Na prática, as análises das representações pretendem apreender a estrutura discursiva e simbólica das representações sociais através da busca de unidades nucleares de conteúdo e seus respectivos significados e relações com aquilo que foi dito e expresso pelos sujeitos. Trata-se de uma apropriação do que foi selecionado pelo sujeito a respeito da realidade que o circunda, as proposições, as circunstâncias, os objetos da Representação e das formas como o sujeito combina, estrutura e reestrutura esses elementos.

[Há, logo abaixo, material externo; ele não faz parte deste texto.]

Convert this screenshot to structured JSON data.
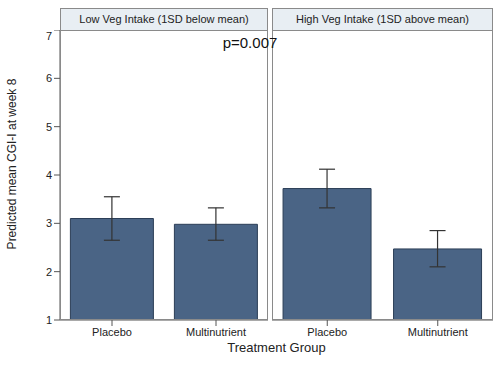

O foco de interesse desta pesquisa são, pois, as Representações docentes que afetam as práticas de ensino de professores do Ensino Médio e que se efetivam no desenvolvimento das competências em leitura e escrita dos alunos. A apreensão de tais Representações se dá pela análise do discurso dos professores das disciplinas que compõem as quatro áreas do conhecimento curricular, que foram entrevistados individualmente e trabalham em uma escola da rede estadual paulista. A presente pesquisa configura-se, pois, na perspectiva de um estudo de caso.

Assim, assumindo a teoria de Lefebvre como referencial que oferece uma possibilidade promissora de análise dos fenômenos educacionais através do estudo das Representações dos agentes inseridos no cotidiano escolar, e entendendo que a obra situa-se para além das representações, a pesquisa consegue chegar à compreensão dos fatos pedagógicos, ressaltando mais uma vez que se trata de um recorte da realidade, as representações dos professores do Ensino Médio neste momento da obra. Não encontramos melhor forma de encerrar este capítulo do que utilizando as palavras de Penin (1995, p.14):

identificar representações parece-me o início de um caminho promissor para o trabalho pedagógico junto ao professor; em seguida, o desvelamento da origem e do sentido dessas representações, confrontando conhecimento sistematizado e saber cotidiano com as formas pessoais de entendimento.